現在の最大の課題は、ベネズエラ国内にある3億3,000万ユーロの資産保護と、前政権から引き継がれた約10億ユーロに及ぶ未回収債務の回収である。バイデン政権下の制裁緩和時には、生産量は2022年の2,100万バレル(石油換算)から2024年には2,400万バレルへと順調に増加していた。当時、ベネズエラ国営石油会社(PDVSA)との合弁事業で生じた債務は、原油の現物支給という形で返済が進められており、レプソルはその原油をスペインのカルタヘナ製油所へ運んでいた。これまでに5億3,600万ユーロ相当を回収したが、依然として3億5,900万ユーロが未収のままである。
レプソルのジョス・ジョン・イマズCEOは、事業の安定的な枠組み、すなわち生産物を現金化できる仕組みを確保するため、米国当局と透明性の高い対話を継続している。スペインメディアの報道によれば、トランプ政権はライセンス再交付の条件として、ベネズエラ産の原油をスペインではなく、米国メキシコ湾岸の製油所へ供給するよう圧力をかけているとされる。シェブロンやエニと並ぶ主要な外国資本プレーヤーとして、レプソルは地政学的な激変の中で、巨額の債権回収と権益維持という極めて困難な舵取りを迫られている。

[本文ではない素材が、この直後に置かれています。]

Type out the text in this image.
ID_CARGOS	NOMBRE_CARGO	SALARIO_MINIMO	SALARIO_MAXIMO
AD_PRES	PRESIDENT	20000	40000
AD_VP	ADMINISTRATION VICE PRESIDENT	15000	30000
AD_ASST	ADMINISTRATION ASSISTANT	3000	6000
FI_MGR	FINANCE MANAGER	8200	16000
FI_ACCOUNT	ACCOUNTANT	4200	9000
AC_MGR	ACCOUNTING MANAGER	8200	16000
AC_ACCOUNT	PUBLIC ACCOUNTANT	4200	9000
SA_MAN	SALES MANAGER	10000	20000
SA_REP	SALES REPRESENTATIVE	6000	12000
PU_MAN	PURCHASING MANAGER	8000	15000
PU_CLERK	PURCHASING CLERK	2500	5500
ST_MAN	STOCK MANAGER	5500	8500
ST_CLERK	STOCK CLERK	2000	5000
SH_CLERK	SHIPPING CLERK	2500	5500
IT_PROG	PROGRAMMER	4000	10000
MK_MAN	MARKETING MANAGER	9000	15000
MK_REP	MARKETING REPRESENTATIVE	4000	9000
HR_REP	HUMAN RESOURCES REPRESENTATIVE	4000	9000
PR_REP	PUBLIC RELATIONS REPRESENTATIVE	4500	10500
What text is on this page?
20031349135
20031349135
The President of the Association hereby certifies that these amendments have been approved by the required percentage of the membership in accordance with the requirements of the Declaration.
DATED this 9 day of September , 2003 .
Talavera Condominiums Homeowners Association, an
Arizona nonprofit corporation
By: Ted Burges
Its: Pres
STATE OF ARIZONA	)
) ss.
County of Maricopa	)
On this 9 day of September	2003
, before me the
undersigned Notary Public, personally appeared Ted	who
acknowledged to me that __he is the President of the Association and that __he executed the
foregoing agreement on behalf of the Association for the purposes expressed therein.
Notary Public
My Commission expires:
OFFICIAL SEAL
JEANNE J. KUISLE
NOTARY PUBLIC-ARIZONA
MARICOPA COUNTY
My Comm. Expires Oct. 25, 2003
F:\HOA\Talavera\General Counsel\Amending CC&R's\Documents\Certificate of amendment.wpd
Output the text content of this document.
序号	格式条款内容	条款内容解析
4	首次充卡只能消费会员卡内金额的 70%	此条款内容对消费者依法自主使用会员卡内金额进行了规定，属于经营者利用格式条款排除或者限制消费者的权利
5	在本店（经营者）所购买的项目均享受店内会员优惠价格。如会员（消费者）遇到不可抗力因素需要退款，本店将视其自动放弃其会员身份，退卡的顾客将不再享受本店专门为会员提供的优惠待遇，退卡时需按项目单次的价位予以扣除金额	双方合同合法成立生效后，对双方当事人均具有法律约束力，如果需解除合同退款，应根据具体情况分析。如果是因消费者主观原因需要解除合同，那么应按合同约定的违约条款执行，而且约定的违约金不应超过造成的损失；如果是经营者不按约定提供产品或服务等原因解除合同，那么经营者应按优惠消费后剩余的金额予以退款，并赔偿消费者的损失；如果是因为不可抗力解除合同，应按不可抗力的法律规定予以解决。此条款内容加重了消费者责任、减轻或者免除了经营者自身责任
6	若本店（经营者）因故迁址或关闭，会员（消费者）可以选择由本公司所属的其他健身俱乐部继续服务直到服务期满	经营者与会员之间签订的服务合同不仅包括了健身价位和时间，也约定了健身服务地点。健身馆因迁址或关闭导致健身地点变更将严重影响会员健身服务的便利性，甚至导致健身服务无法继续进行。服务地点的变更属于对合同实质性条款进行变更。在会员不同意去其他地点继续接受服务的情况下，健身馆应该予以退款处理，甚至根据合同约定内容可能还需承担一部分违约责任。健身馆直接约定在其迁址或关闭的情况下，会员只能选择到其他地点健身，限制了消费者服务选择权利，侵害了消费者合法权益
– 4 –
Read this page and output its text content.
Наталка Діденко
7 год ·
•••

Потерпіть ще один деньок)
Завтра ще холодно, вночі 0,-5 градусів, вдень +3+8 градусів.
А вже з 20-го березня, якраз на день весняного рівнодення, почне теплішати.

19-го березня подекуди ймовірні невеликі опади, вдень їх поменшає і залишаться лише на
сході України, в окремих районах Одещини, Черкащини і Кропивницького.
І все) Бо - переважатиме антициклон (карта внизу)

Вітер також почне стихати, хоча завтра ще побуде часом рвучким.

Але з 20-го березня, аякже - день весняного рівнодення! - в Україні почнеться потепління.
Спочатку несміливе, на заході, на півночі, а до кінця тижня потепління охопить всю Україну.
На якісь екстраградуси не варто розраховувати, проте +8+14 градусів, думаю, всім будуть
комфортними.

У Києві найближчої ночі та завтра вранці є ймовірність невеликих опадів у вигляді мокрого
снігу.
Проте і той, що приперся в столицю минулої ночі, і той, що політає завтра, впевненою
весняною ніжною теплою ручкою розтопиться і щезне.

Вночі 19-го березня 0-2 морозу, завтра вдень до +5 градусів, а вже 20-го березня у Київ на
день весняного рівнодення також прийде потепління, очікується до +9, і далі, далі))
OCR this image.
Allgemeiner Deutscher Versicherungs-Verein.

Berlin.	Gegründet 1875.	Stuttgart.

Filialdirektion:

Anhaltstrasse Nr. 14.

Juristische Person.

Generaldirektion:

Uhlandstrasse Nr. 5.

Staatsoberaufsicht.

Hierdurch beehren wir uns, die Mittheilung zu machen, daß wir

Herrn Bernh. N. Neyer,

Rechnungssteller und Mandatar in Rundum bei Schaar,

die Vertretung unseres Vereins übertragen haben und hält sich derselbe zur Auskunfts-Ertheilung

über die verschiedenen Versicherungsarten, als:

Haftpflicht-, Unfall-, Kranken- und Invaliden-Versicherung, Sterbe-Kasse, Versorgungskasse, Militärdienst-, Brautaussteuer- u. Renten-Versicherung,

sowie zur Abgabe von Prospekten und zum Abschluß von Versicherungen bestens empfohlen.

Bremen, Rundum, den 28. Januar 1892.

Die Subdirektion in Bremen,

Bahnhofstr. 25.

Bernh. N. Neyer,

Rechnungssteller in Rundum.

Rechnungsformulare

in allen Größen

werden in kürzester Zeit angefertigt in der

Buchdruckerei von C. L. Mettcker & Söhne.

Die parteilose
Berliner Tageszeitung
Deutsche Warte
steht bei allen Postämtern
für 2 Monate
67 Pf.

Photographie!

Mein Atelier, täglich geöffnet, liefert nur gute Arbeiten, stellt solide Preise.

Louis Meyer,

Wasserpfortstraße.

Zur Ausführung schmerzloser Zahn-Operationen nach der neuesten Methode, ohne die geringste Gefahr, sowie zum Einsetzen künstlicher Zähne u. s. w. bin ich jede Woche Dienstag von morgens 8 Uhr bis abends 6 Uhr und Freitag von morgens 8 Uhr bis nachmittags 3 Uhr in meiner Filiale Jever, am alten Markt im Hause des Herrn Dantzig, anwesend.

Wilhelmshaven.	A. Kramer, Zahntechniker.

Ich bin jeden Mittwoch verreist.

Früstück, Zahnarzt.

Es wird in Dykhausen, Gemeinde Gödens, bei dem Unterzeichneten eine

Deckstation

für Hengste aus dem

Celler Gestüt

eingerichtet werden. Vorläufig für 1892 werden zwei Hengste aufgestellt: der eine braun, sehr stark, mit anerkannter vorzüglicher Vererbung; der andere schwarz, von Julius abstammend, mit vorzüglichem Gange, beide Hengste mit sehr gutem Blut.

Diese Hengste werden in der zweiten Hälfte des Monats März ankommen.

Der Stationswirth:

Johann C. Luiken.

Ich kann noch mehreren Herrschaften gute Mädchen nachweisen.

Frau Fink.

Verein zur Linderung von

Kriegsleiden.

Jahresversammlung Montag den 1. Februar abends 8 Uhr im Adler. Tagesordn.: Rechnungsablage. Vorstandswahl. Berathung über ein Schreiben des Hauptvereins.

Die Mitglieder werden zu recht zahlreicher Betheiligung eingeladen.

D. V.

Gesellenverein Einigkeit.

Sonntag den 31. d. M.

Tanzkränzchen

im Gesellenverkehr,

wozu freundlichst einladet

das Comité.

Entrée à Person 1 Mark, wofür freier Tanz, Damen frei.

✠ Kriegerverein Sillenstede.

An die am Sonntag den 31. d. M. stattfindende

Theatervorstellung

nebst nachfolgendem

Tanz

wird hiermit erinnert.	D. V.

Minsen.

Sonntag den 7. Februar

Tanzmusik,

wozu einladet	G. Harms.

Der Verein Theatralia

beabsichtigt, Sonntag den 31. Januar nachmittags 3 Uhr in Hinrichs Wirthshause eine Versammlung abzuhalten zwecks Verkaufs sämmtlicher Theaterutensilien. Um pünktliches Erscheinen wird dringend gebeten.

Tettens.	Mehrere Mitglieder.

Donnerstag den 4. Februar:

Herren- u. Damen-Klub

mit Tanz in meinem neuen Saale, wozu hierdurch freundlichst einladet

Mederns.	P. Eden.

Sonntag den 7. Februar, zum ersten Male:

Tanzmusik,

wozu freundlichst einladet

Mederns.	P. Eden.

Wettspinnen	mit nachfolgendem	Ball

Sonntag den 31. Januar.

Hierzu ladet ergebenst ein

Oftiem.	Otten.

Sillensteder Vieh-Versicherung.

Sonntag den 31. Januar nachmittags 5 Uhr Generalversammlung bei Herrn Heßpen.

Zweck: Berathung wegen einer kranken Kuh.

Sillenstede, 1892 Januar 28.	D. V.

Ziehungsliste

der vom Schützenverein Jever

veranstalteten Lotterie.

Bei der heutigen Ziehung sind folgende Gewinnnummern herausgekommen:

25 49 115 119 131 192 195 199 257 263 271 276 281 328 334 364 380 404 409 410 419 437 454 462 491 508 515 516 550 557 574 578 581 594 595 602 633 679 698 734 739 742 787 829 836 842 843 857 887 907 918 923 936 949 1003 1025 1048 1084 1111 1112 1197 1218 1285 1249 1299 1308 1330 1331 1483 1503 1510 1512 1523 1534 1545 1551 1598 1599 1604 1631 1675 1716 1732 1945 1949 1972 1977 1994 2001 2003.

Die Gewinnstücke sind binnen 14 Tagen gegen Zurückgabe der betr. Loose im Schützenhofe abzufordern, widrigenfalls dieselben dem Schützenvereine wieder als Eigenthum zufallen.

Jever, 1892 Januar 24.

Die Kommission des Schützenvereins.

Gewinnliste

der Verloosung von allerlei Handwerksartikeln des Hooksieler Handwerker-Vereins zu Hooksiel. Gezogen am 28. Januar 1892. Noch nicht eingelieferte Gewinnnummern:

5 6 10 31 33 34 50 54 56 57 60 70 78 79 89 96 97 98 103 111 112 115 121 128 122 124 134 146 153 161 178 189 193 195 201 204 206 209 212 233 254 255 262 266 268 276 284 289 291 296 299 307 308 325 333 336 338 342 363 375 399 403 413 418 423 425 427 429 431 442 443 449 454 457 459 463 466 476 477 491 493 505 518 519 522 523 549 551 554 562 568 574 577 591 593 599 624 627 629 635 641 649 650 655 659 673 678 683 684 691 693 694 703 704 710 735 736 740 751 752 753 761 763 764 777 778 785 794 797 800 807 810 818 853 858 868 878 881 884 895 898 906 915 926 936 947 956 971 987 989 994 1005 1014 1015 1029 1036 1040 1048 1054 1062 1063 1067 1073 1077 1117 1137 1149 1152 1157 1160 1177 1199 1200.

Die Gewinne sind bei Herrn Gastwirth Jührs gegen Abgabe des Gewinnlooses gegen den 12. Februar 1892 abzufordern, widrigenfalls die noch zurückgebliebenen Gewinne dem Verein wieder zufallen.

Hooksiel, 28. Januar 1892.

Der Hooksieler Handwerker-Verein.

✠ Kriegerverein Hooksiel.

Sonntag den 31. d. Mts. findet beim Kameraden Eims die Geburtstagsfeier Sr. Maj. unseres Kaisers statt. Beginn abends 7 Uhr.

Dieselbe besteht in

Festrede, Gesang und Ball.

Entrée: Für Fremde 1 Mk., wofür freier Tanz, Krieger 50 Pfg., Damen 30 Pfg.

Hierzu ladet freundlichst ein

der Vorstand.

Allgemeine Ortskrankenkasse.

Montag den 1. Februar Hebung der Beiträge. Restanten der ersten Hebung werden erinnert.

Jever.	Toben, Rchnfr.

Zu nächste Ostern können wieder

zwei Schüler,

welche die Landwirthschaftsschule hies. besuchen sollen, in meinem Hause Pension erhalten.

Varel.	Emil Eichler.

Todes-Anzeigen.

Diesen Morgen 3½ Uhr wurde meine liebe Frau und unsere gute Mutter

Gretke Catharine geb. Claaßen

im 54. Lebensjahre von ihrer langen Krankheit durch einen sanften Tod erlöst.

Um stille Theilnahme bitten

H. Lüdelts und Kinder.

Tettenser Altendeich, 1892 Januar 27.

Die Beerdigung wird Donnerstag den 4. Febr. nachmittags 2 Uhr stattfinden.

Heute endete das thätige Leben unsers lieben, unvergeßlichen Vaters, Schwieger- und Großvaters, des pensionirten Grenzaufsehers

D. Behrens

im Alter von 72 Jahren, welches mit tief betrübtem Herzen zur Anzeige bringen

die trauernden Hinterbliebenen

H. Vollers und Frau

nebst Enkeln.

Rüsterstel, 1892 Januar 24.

3. グレート・シー・インターコネクター、Nexansを悩ませるキプロスとギリシャを結ぶ巨大プロジェクト
フランスのケーブル製造大手ネクサス(Nexans)は、ギリシャとキプロスを海底で結ぶ全長1,300キロメートルの電力網計画「グレート・シー・インターコネクター(GSI)」について、スケジュールの見直しを進めていることを認めた。この発表を受け、同社の株価は4.45%下落した。このプロジェクトは同社にとって最大規模の事業であり、2026年の予測EBITDA(利払い前・税引き前・減価償却前利益)の10%を占めると試算されていた重要案件である。
遅延の背景には、キプロス国内の政治的な迷走に加え、地中海における深刻な地政学的緊張がある。実際に、トルコ海軍がネクサスやその下請け業者による海底調査を妨害しており、2024年7月から2025年2月にかけて、トルコの軍艦が調査船に対し、クレタ島東方の海域から退去するよう命じる事案が繰り返されている。
ネクサス側は、グループの受注残高が堅調であることを理由に、2028年の中期財務目標には影響しないと強調している。しかし、2026年以降の業績への潜在的な影響を補うための対策を講じる必要があることも示唆しており、短期的には顧客からの支払いが滞る可能性が高い。一方で、海底ケーブルの需要は依然として極めて高く、仮にGSIプロジェクトが中止されたとしても、製造済みのケーブルは他のプロジェクトへ転用が可能であると分析されている。洋上風力発電などの開発者が供給枠の確保に列をなしている現状は、同社の工場稼働を維持する上での安心材料となっている。